38   Rew   2017 Apr 4, 10:39pm  

Heraclitusstudent says

Rew says

Does it matter if there is a faker? At a book club if someone is representing a false love of a book they read, and being disingenuous, who does it harm?

I guess it arms the taxpayers that pay for MOMA, or the credulous visitors that gets defrauded.

How has a visitor been defrauded? lol ... The museum curators get to put on a show. They change it up often from paintings in their stable and others that travel or get loaned.

"I didn't like it."
"That wasn't art."

Who now is the pretentious one?

39   Heraclitusstudent   2017 Apr 4, 10:56pm  

Rew says

Dada isn't trying to make something visually pleasing.

I'm not saying art has to be visually pleasing.

Rew says

It's trying to up-end the concepts of art itself.

Trying to define the concept of art is not art. Making a painting as a logical conclusion to a series of paintings is not art. It's maybe a point about the history of art. But not art itself.

In fact I would interpret it a giant middle finger agitated at other artists, the entire world of art, and spectators in general.

Rew says

It was born as a reaction to nationalism and class post WWI.
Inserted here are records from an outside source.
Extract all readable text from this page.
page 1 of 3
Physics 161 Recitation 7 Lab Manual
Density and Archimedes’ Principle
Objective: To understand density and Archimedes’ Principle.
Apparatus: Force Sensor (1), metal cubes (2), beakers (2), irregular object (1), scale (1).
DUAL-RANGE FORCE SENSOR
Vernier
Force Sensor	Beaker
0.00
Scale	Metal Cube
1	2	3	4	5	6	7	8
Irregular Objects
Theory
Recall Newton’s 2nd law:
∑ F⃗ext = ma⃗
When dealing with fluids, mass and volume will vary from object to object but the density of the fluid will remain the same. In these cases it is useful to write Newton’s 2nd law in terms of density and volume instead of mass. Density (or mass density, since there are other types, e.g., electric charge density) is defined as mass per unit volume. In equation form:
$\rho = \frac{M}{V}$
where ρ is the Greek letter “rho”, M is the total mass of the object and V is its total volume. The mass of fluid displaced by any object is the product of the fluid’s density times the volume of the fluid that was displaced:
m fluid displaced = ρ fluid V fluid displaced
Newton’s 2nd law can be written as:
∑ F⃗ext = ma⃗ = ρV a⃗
It doesn't say anything about nationalism and class, because well... it doesn't say anything.
It contains literally no information - at an information theory level.

40   Heraclitusstudent   2017 Apr 4, 10:59pm  

Rew says

How has a visitor been defrauded?

Because visitors pay and look at this, scratch their heads, feel nothing, know it's not art.
The artists presented, are in fact artists: Con artists.